Enquanto os militares corriam enlouquecidos pelo terreno devastado, tropeçando em cadáveres, caindo em poças fétidas, com os insetos infernais atacando-lhes sem clemência, os quatro sábios revelavam-se agora em sua verdadeira forma: quatro anjos Beni Elohim, pairando sobre a paisagem nefasta — NÃO HAVERÁ PERDÃO PARA TAMANHA IGNOMÍNIA, CORJA ADAMITA. QUANDO CHEGAREM AO INFERNO, SAMAEL ESTARÁ À SUA ESPERA. As asas de penas reluzentes agora encarquilhavam-se e desfaziam-se, deixando como resultados enormes asas de couro escuro como as de um morcego colossal. A carne celestial parecia queimar e moldar-se sob o efeitos de chamas tartáreas. Os semblantes agora pareciam com os de hórridos símios disformes, batendo suas asas demoníacas contra o vento. — CRIAREMOS UMA NOVA RAÇA PRIMAL PARA REPOVOAR ADAMAH E SOBREPUJAR A RAÇA HUMANA. E QUANDO A DEGENERADA HUMANIDADE CHEGAR AO FIM... NOSSA PROLE REINARÁ, SUPREMA EM UM PARAÍSO RENASCIDO.

* * *

Manchester, Reino Unido, 12 de dezembro de 1956. Morre Ronald Creeks, aos 78 anos, participou em 1915 da destruição do povoado queniano de Dogo Ferdausi.

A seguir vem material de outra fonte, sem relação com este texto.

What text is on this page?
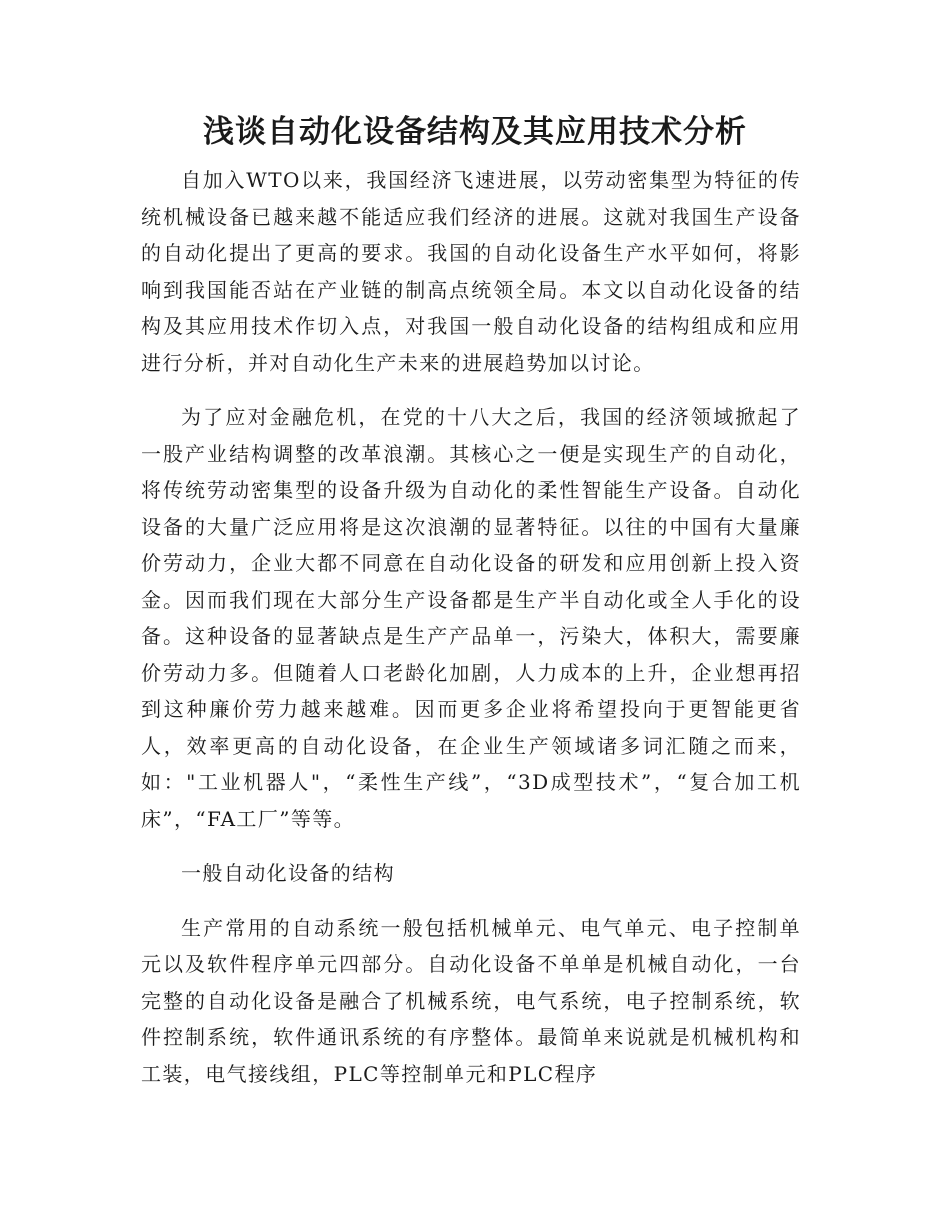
浅谈自动化设备结构及其应用技术分析

自加入WTO以来，我国经济飞速进展，以劳动密集型为特征的传统机械设备已越来越不能适应我们经济的进展。这就对我国生产设备的自动化提出了更高的要求。我国的自动化设备生产水平如何，将影响到我国能否站在产业链的制高点统领全局。本文以自动化设备的结构及其应用技术作切入点，对我国一般自动化设备的结构组成和应用进行分析，并对自动化生产未来的进展趋势加以讨论。

为了应对金融危机，在党的十八大之后，我国的经济领域掀起了一股产业结构调整的改革浪潮。其核心之一便是实现生产的自动化，将传统劳动密集型的设备升级为自动化的柔性智能生产设备。自动化设备的大量广泛应用将是这次浪潮的显著特征。以往的中国有大量廉价劳动力，企业大都不同意在自动化设备的研发和应用创新上投入资金。因而我们现在大部分生产设备都是生产半自动化或全人手化的设备。这种设备的显著缺点是生产产品单一，污染大，体积大，需要廉价劳动力多。但随着人口老龄化加剧，人力成本的上升，企业想再招到这种廉价劳力越来越难。因而更多企业将希望投向于更智能更省人，效率更高的自动化设备，在企业生产领域诸多词汇随之而来，如："工业机器人"，“柔性生产线”，“3D成型技术”，“复合加工机床”，“FA工厂”等等。

一般自动化设备的结构

生产常用的自动系统一般包括机械单元、电气单元、电子控制单元以及软件程序单元四部分。自动化设备不单单是机械自动化，一台完整的自动化设备是融合了机械系统，电气系统，电子控制系统，软件控制系统，软件通讯系统的有序整体。最简单来说就是机械机构和工装，电气接线组，PLC等控制单元和PLC程序
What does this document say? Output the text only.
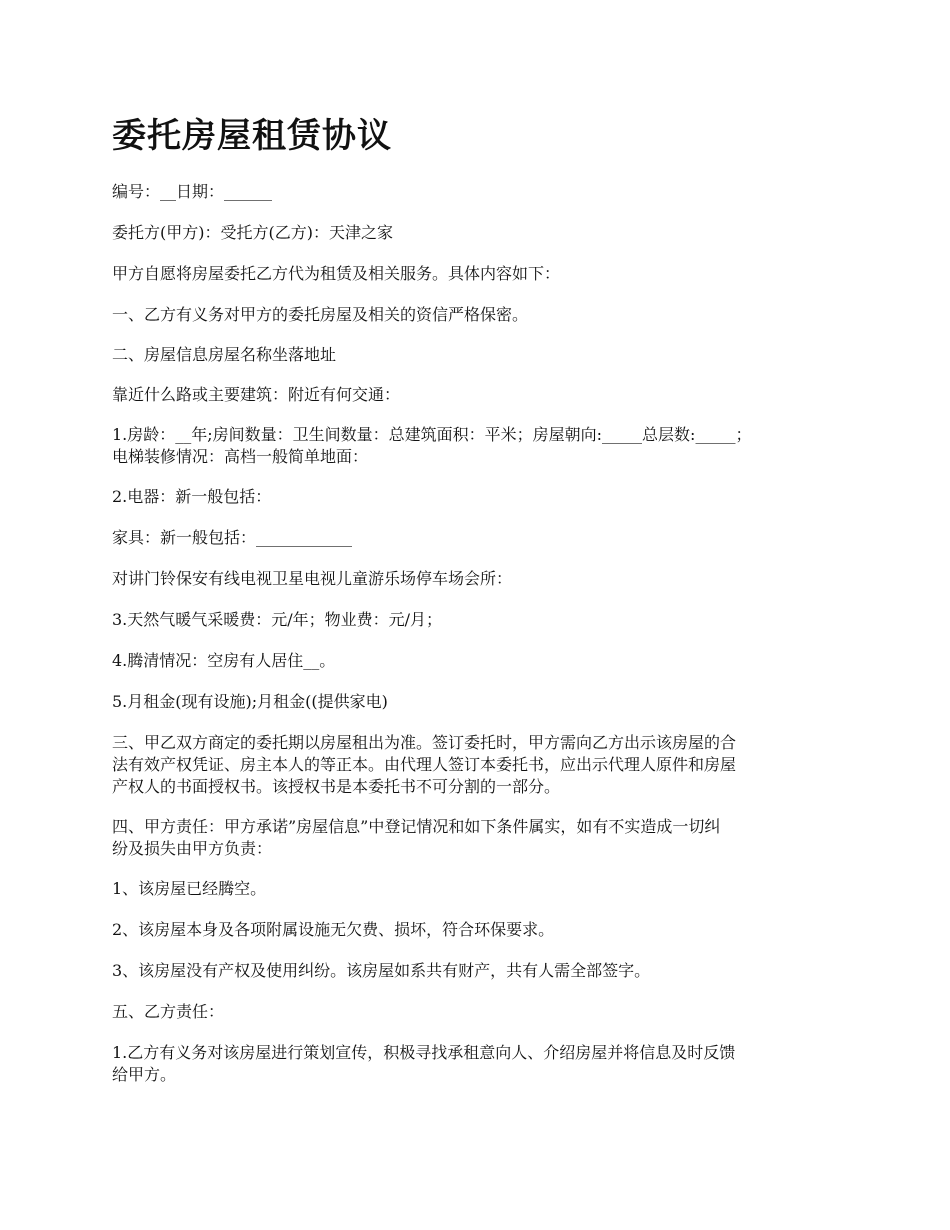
委托房屋租赁协议

编号：__日期：______

委托方(甲方)：受托方(乙方)：天津之家

甲方自愿将房屋委托乙方代为租赁及相关服务。具体内容如下：

一、乙方有义务对甲方的委托房屋及相关的资信严格保密。

二、房屋信息房屋名称坐落地址

靠近什么路或主要建筑：附近有何交通：

1.房龄：__年;房间数量：卫生间数量：总建筑面积：平米；房屋朝向:_____总层数:_____；
电梯装修情况：高档一般简单地面：

2.电器：新一般包括：

家具：新一般包括：____________

对讲门铃保安有线电视卫星电视儿童游乐场停车场会所：

3.天然气暖气采暖费：元/年；物业费：元/月；

4.腾清情况：空房有人居住__。

5.月租金(现有设施);月租金((提供家电)

三、甲乙双方商定的委托期以房屋租出为准。签订委托时，甲方需向乙方出示该房屋的合
法有效产权凭证、房主本人的等正本。由代理人签订本委托书，应出示代理人原件和房屋
产权人的书面授权书。该授权书是本委托书不可分割的一部分。
四、甲方责任：甲方承诺”房屋信息”中登记情况和如下条件属实，如有不实造成一切纠
纷及损失由甲方负责：

1、该房屋已经腾空。

2、该房屋本身及各项附属设施无欠费、损坏，符合环保要求。

3、该房屋没有产权及使用纠纷。该房屋如系共有财产，共有人需全部签字。

五、乙方责任：

1.乙方有义务对该房屋进行策划宣传，积极寻找承租意向人、介绍房屋并将信息及时反馈
给甲方。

Dallas, Estados Unidos, 2 de maio de 1966. Morre Herbert Brighte, aos 81 anos, participou em 1915 da destruição do povoado queniano de Dogo Ferdausi.

Ottawa, Canadá, 11 de março de 1971. Morre James Alexius Bornsey, aos 71 anos, participou em 1915 da destruição do povoado queniano de Dogo Ferdausi.

Londres, Reino Unido, 10 de julho de 1972. Morre Michael Aldous Forster, aos 87 anos, participou em 1915 da destruição do povoado queniano de Dogo Ferdausi.

Pretória, África do Sul, 7 de junho de 1978. Morre William Anthony Well, aos 86 anos, participou em 1915 da destruição do povoado queniano de Dogo Ferdausi.

Pretória, África do Sul, 18 de fevereiro de 1982. Morre Maximilian Peter Well, aos 94 anos, participou em 1915 da destruição do povoado queniano de Dogo Ferdausi.

Em todas estas mortes, algo em comum: antes de dar o último suspiro, eles foram vítimas de um súbito frenesi. Em delírio, diziam estar ouvindo um barulho ensurdecedor — que só eles ouviam, no entanto — como de milhões de abelhas zumbindo. Todos confessaram ter cometido o mais hediondo dos crimes, e imploraram por perdão. “Eu participei do Massacre de Dogo Ferdausi”, assim eles gritaram, mas ninguém entendeu o que diziam. Os livros de História jamais mencionaram tal fato, ficando a breve existência daquele pequeno paraíso oculta de todos.

Mas a lembrança do Pequeno Paraíso ainda assim persistiu, confinada às atormentadas mentes de seus algozes.